『昭和の記録 私の思い出』
「降る雪や明治は遠くなりにけり」(中村草田男)という俳句があるが、昭和もまた遠くなったものである。何と、明治維新から敗戦までと、敗戦から本年までは、それらの間隔は等分の77年なのである。そして、昭和が終焉して33年も経過しているのである。この『昭和の記録 私の思い出』を10日間を要して漸く読了した。「歴史は庶民によって作られる」という言葉さながらに、昭和の時代状況を彷彿させる好著である。権力側の改憲派の増長と庶民側の護憲の衰退という時代の流れの中で、庶民の歴史を発掘することは大いに意義のあることである。教科書の歴史は殆ど権力者側の記録であって、これだけが日本の歴史ではないのである。よくある日本史は、天皇と武士どもの権力闘争の歴史であり、こんなものをいくら学んでも現実の生活には何の役に立たないである。インテリと称される層が新自由主義者どもにコロッと騙されるのは、洗脳され易く、生活の知恵がないからである。自然環境が破壊されて人心が荒廃するのはこれがためである。だから、権力者側の改憲は峻拒すべきであって、民衆の側の改憲はよりよい憲法へと断行すべきなのである。守旧の改憲派は歴史を巻き戻すものだからである。今こそ人々は前期の近現代史を総括して、次の時代を創始しなくてはならないのであるが、テレビやインターネットを眺めると、頭が右螺子の人物と情報が蔓延している有様である。

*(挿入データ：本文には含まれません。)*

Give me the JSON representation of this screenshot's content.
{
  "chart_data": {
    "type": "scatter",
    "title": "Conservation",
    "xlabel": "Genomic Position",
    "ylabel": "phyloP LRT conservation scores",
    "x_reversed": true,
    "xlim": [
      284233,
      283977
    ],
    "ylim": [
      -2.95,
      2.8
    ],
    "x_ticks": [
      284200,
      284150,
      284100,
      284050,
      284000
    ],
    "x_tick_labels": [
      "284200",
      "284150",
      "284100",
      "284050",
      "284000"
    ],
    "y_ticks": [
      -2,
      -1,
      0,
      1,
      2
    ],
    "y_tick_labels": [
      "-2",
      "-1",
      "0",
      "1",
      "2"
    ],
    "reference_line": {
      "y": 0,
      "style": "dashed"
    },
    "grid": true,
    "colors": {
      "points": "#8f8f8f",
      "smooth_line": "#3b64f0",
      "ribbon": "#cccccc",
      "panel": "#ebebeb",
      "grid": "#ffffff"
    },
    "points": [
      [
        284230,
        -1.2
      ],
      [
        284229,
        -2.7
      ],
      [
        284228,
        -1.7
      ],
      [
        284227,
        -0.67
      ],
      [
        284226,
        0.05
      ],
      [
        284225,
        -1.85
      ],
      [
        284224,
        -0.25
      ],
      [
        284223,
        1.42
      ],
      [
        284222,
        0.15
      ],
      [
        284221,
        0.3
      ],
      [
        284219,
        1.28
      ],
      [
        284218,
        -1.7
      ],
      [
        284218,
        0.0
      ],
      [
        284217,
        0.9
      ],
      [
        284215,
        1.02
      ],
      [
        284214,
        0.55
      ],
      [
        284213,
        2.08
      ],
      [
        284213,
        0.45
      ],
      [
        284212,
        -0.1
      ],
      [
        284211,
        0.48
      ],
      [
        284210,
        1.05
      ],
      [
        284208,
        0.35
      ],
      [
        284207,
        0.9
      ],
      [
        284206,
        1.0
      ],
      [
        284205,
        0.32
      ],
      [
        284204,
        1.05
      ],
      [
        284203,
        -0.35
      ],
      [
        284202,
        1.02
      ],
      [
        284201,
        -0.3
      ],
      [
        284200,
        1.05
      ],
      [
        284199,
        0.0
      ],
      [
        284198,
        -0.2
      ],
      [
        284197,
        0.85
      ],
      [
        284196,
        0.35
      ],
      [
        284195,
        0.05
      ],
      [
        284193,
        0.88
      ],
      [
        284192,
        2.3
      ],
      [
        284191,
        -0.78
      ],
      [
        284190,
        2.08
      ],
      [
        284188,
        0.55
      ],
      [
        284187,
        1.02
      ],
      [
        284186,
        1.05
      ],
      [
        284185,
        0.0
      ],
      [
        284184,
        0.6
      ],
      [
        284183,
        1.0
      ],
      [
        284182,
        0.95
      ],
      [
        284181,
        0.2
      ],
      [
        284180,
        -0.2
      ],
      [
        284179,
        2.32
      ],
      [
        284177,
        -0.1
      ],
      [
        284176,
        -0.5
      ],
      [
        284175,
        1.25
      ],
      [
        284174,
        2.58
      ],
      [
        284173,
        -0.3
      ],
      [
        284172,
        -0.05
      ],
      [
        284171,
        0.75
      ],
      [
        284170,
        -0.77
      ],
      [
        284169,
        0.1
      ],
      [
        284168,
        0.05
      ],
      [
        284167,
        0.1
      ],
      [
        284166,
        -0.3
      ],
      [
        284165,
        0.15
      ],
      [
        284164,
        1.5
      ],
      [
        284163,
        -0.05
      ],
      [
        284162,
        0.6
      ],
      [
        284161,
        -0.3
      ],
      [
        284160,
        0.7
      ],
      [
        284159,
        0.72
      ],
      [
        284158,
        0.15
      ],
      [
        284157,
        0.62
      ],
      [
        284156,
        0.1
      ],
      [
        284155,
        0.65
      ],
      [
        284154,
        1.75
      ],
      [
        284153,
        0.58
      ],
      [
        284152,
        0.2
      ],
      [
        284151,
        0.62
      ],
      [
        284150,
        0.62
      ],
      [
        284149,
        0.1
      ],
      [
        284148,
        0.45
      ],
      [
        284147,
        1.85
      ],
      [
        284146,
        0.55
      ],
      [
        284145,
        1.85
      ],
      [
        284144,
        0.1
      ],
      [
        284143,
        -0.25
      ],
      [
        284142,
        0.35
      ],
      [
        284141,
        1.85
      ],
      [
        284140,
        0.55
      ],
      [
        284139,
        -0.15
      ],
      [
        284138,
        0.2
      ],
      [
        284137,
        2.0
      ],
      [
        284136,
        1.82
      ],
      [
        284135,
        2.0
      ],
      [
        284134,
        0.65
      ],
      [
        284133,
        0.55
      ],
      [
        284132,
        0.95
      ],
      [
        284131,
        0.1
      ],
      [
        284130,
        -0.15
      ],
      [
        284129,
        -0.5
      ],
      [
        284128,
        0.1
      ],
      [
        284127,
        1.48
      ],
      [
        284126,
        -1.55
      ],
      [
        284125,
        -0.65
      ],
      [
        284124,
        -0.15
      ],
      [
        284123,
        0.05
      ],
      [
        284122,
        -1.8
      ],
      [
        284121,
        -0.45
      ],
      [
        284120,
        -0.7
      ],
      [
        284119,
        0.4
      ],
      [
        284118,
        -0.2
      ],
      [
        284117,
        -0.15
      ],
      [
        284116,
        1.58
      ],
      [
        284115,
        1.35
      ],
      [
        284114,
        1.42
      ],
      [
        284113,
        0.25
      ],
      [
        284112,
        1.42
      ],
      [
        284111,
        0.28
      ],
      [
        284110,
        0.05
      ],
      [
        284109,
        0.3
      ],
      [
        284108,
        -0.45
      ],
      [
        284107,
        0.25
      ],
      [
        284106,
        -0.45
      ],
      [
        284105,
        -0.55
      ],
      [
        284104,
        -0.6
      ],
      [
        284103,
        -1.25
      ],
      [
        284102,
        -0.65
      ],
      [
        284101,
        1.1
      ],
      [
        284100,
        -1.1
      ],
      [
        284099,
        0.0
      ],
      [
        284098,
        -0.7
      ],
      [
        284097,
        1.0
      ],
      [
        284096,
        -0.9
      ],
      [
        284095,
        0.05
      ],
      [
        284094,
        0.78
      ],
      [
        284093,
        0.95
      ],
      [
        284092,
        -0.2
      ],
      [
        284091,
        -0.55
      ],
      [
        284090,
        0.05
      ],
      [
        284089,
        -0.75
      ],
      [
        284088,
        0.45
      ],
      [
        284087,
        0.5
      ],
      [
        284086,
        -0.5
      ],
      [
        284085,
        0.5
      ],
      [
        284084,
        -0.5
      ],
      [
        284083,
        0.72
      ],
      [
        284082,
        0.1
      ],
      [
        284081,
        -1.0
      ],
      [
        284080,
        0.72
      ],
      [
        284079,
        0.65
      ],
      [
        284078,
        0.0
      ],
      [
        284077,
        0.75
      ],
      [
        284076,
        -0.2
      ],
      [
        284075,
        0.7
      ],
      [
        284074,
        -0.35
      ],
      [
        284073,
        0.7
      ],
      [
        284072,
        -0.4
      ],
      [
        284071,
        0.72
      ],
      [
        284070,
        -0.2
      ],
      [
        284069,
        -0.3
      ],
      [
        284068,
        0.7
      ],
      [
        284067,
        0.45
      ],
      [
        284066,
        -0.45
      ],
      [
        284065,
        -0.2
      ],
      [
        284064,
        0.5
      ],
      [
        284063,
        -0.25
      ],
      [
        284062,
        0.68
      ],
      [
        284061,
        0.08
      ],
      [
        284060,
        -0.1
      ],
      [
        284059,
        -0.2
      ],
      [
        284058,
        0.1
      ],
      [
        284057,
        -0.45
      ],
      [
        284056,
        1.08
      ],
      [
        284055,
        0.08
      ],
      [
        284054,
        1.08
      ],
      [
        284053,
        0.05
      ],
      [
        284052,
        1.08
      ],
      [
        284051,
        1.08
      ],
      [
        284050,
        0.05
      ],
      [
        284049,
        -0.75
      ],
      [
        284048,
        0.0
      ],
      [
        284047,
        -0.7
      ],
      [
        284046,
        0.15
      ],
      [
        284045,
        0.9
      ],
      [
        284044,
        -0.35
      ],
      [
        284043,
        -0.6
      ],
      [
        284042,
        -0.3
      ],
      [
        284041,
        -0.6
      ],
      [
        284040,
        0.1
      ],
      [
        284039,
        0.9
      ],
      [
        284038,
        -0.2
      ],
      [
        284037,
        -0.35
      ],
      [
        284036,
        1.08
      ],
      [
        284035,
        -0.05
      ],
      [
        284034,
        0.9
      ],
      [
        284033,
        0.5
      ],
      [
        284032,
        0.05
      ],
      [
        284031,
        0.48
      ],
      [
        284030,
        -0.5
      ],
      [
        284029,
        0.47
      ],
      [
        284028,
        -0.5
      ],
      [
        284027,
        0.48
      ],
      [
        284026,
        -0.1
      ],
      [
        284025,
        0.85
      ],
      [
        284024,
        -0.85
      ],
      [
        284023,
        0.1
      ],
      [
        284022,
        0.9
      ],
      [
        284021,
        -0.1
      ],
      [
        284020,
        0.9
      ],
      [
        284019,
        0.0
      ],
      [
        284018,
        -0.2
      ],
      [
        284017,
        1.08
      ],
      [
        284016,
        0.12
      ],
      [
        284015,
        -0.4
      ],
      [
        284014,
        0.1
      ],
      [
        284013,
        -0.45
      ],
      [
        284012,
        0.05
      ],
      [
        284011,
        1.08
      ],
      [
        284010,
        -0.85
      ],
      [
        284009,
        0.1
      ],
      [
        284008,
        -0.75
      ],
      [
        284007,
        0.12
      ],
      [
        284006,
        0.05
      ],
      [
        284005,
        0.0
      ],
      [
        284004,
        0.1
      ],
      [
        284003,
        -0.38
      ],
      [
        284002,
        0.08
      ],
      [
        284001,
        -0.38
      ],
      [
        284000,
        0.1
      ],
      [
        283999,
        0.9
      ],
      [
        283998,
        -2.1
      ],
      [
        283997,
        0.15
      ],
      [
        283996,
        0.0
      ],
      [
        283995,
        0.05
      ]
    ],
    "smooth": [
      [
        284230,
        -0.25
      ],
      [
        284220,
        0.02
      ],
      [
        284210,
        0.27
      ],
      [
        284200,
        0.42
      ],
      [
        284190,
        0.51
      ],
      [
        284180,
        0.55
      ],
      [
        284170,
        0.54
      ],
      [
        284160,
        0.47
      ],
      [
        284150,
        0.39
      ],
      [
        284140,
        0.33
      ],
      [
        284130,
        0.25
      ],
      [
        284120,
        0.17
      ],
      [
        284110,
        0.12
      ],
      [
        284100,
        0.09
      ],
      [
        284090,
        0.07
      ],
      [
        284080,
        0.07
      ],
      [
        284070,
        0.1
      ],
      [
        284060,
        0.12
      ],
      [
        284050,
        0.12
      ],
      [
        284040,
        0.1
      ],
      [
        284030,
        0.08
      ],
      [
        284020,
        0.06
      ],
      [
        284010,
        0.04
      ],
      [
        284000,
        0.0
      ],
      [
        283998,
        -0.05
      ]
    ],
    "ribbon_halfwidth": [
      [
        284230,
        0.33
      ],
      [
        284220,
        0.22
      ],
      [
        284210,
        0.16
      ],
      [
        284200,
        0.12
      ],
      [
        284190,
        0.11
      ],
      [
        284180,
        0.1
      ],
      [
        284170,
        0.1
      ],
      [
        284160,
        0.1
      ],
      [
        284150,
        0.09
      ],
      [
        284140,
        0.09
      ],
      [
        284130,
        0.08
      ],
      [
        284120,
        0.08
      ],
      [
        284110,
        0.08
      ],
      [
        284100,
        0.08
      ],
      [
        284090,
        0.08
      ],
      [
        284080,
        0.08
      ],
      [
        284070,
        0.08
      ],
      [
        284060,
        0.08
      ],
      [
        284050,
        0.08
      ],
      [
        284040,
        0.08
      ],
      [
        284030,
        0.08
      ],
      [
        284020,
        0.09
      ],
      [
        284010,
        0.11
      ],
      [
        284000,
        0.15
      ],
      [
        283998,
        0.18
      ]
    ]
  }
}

時代錯誤とガラパゴス天国の日本に成り果てているのである。
以下に読書感想を記すと、①小林謙三さんの「朝鮮ユキさんのこと」の一文が秀逸であった②戦前と昭和30年頃までは北信州の農業は穀桑式農業なのだなと再確認した③実業に従事していた者は強い④当時の様々な思い出が焦点を帯びて具象化できた⑤「父との思い出 雪の綿内駅」もまた感動的な文章であった⑥戦争や赤貧的窮乏によって斃れた人々の歴史(筆記されていない歴史)もあり、記憶されてしかるべきであること⑦「野菜は頭で作るもんじゃないで」(p471)という言葉は印象的であったことである。

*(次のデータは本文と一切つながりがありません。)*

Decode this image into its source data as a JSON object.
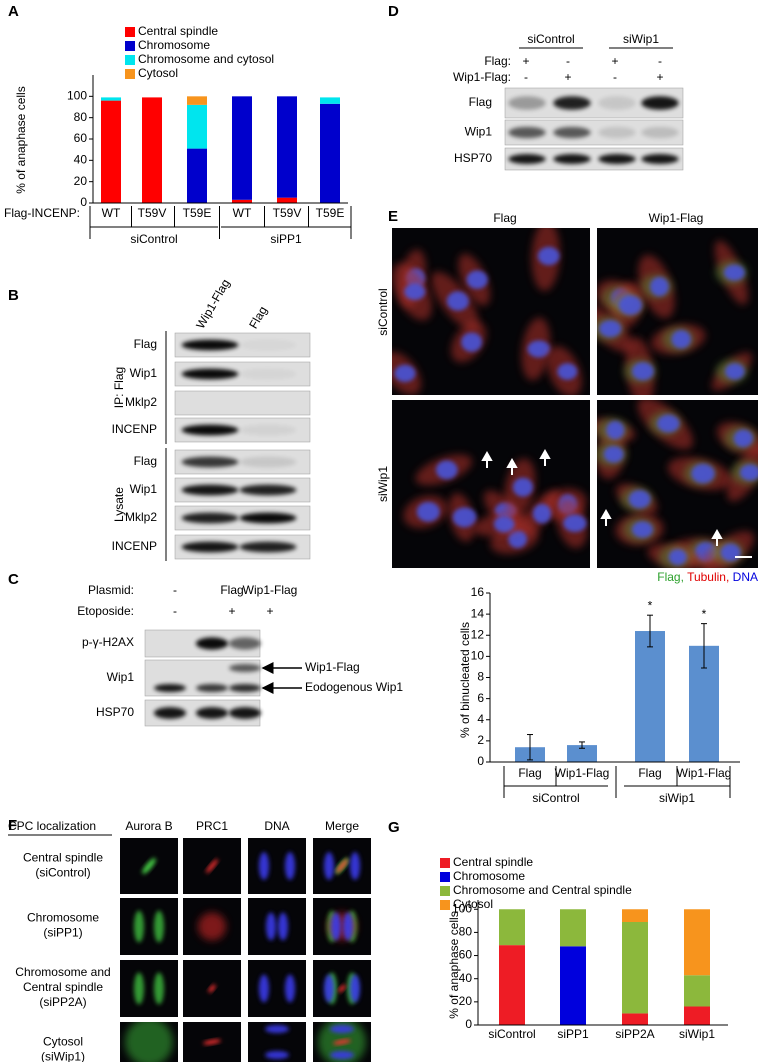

この本の掉尾は、「昭和の記憶・・・我が家の『昭和』には、『粘り強さ』と『ひたむきさ』そして『家族の笑顔』があったのだと、しみじみと感じています」(p476)で締め括られているが、昭和は誠に激動の時代であったが、ただ一つ付記すれば、天皇の元号で時代を象徴させてしまう不名誉を恥じなければならないことである。